The whole experience has got me reflecting a lot, though. I don't want to lie and say that it isn't bothering me. But I am still trying to make the conscious decision to be optimistic about it! To be completely transparent, as I began going through the whole process, I began to realize that I had great deficits in areas that would hinder my ability to work in this field. And, as a result, I ended up embarrassing myself repeatedly, hahaha! That's often the nature of trying new things, though! Some family members expressed doubt in my ability to do something like this. I wanted to prove that I could do it, but in the end, I couldn't. LOL! But that leads me to my main point, the point that I've been thinking about over the course of the past month or two.

I keep falling into this habit of wanting to do things simply to make people proud of me. I did this when looking at colleges and when flip-flopping between what careers I wanted to pursue. But I've always really struggled with identifying what I want. I want people to be proud to be related to me or to know me and etc, etc. So much so that I don't even know what I want anymore. I have a need to prove that I am good and worth keeping around. LOL! Not trying to sound dramatic. Just being honest. Maybe someone else feels the same way. But, welding is interesting and I really admire it, but is it what I want for me? I have another opportunity that I can apply for later in the year, but. You know. How do you know when to keep clinging to something and when to let go? I guess, my answer is: How badly do you want it? Is your heart in it? I think your passion will speak for itself, in these cases. When you're truly passionate about something, you will endure failure over and over until it works. And that has been bothering me more than the failure of it. Not knowing what it is that I am that passionate about. It's okay, though. I feel confident that I will figure it out someday.


Pompompurin emoticon. Shocked.

Art Fight!

posted: july 2nd, 2025 (11:00pm)
mood: moody

Happy Art Fight to those who celebrate! Hopefully June treated you well! Seems as though checking in every other month is becoming a bit of a pattern for me. HAHAHA. Let's see if I can break the habit in August...

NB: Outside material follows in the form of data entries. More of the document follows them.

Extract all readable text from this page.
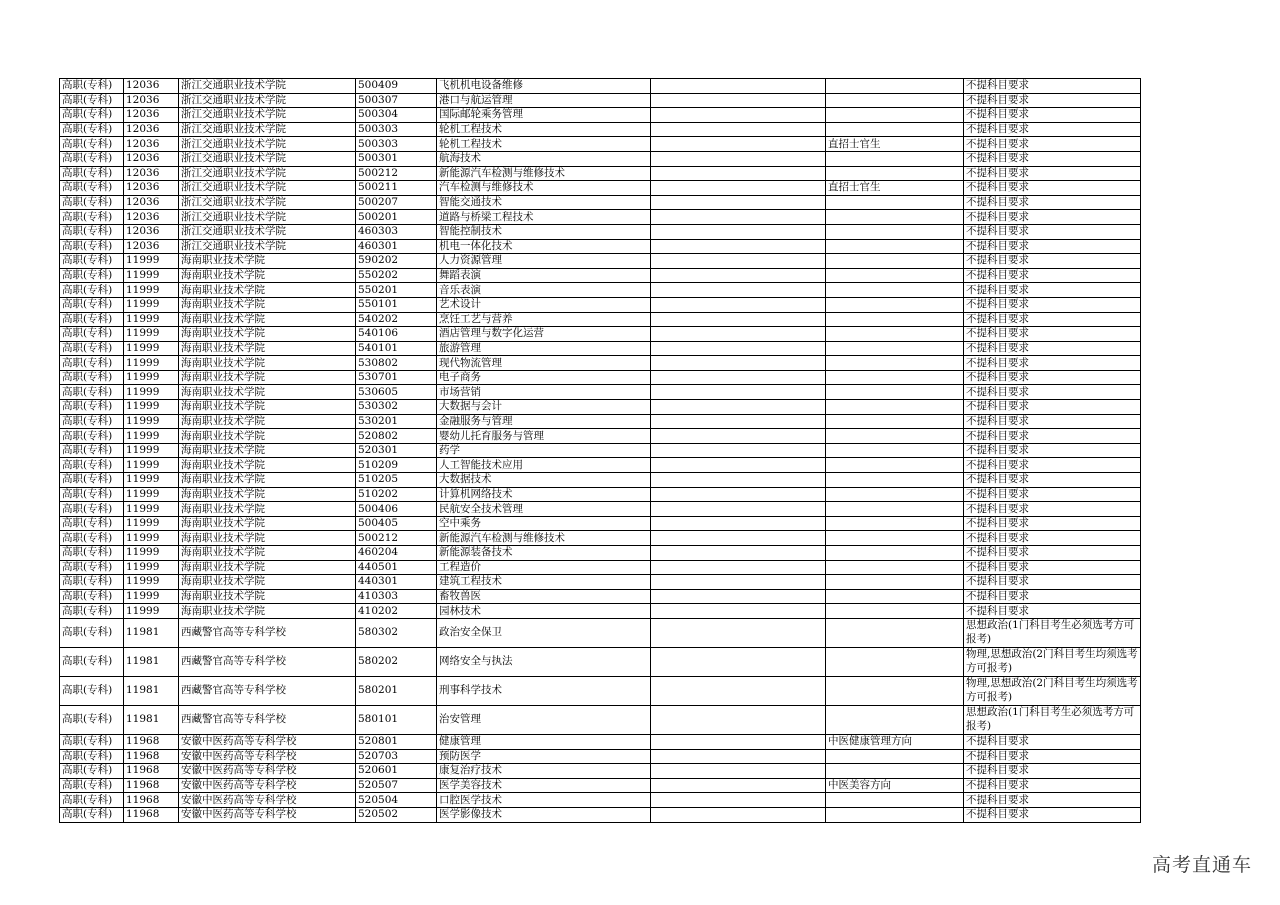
高职(专科)	12036	浙江交通职业技术学院	500409	飞机机电设备维修			不提科目要求
高职(专科)	12036	浙江交通职业技术学院	500307	港口与航运管理			不提科目要求
高职(专科)	12036	浙江交通职业技术学院	500304	国际邮轮乘务管理			不提科目要求
高职(专科)	12036	浙江交通职业技术学院	500303	轮机工程技术			不提科目要求
高职(专科)	12036	浙江交通职业技术学院	500303	轮机工程技术		直招士官生	不提科目要求
高职(专科)	12036	浙江交通职业技术学院	500301	航海技术			不提科目要求
高职(专科)	12036	浙江交通职业技术学院	500212	新能源汽车检测与维修技术			不提科目要求
高职(专科)	12036	浙江交通职业技术学院	500211	汽车检测与维修技术		直招士官生	不提科目要求
高职(专科)	12036	浙江交通职业技术学院	500207	智能交通技术			不提科目要求
高职(专科)	12036	浙江交通职业技术学院	500201	道路与桥梁工程技术			不提科目要求
高职(专科)	12036	浙江交通职业技术学院	460303	智能控制技术			不提科目要求
高职(专科)	12036	浙江交通职业技术学院	460301	机电一体化技术			不提科目要求
高职(专科)	11999	海南职业技术学院	590202	人力资源管理			不提科目要求
高职(专科)	11999	海南职业技术学院	550202	舞蹈表演			不提科目要求
高职(专科)	11999	海南职业技术学院	550201	音乐表演			不提科目要求
高职(专科)	11999	海南职业技术学院	550101	艺术设计			不提科目要求
高职(专科)	11999	海南职业技术学院	540202	烹饪工艺与营养			不提科目要求
高职(专科)	11999	海南职业技术学院	540106	酒店管理与数字化运营			不提科目要求
高职(专科)	11999	海南职业技术学院	540101	旅游管理			不提科目要求
高职(专科)	11999	海南职业技术学院	530802	现代物流管理			不提科目要求
高职(专科)	11999	海南职业技术学院	530701	电子商务			不提科目要求
高职(专科)	11999	海南职业技术学院	530605	市场营销			不提科目要求
高职(专科)	11999	海南职业技术学院	530302	大数据与会计			不提科目要求
高职(专科)	11999	海南职业技术学院	530201	金融服务与管理			不提科目要求
高职(专科)	11999	海南职业技术学院	520802	婴幼儿托育服务与管理			不提科目要求
高职(专科)	11999	海南职业技术学院	520301	药学			不提科目要求
高职(专科)	11999	海南职业技术学院	510209	人工智能技术应用			不提科目要求
高职(专科)	11999	海南职业技术学院	510205	大数据技术			不提科目要求
高职(专科)	11999	海南职业技术学院	510202	计算机网络技术			不提科目要求
高职(专科)	11999	海南职业技术学院	500406	民航安全技术管理			不提科目要求
高职(专科)	11999	海南职业技术学院	500405	空中乘务			不提科目要求
高职(专科)	11999	海南职业技术学院	500212	新能源汽车检测与维修技术			不提科目要求
高职(专科)	11999	海南职业技术学院	460204	新能源装备技术			不提科目要求
高职(专科)	11999	海南职业技术学院	440501	工程造价			不提科目要求
高职(专科)	11999	海南职业技术学院	440301	建筑工程技术			不提科目要求
高职(专科)	11999	海南职业技术学院	410303	畜牧兽医			不提科目要求
高职(专科)	11999	海南职业技术学院	410202	园林技术			不提科目要求
高职(专科)	11981	西藏警官高等专科学校	580302	政治安全保卫			思想政治(1门科目考生必须选考方可报考)
高职(专科)	11981	西藏警官高等专科学校	580202	网络安全与执法			物理,思想政治(2门科目考生均须选考方可报考)
高职(专科)	11981	西藏警官高等专科学校	580201	刑事科学技术			物理,思想政治(2门科目考生均须选考方可报考)
高职(专科)	11981	西藏警官高等专科学校	580101	治安管理			思想政治(1门科目考生必须选考方可报考)
高职(专科)	11968	安徽中医药高等专科学校	520801	健康管理		中医健康管理方向	不提科目要求
高职(专科)	11968	安徽中医药高等专科学校	520703	预防医学			不提科目要求
高职(专科)	11968	安徽中医药高等专科学校	520601	康复治疗技术			不提科目要求
高职(专科)	11968	安徽中医药高等专科学校	520507	医学美容技术		中医美容方向	不提科目要求
高职(专科)	11968	安徽中医药高等专科学校	520504	口腔医学技术			不提科目要求
高职(专科)	11968	安徽中医药高等专科学校	520502	医学影像技术			不提科目要求
高考直通车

This July is my first year participating in Art Fight!! ^_^ I'm super excited and already having a lot of fun so far! I've wanted to join in for multiple years, but I've always been too shy to actually go through with it. Now that I'm trying it, I'm super glad that I did! I love seeing and reading about everyone's OCs! I'm a little overwhelmed because there's so many that I want to draw... That brings me to my other point. I'm learning that I work pitifully slow!!! T_T LOLL!!! I've seen multiple people post five or SIX attacks in one day, but I just finished my ONE, singular attack just an hour or so ago... HAHAH. I already have a lot of catching up to do! But I like it this way, it's super fun! ^_^ I'm prioritizing revenges FIRST before I move on to anything else! If you're also participating (or even if you're just spectating this year), feel free to check out my profile!!! I'd love to see your characters too!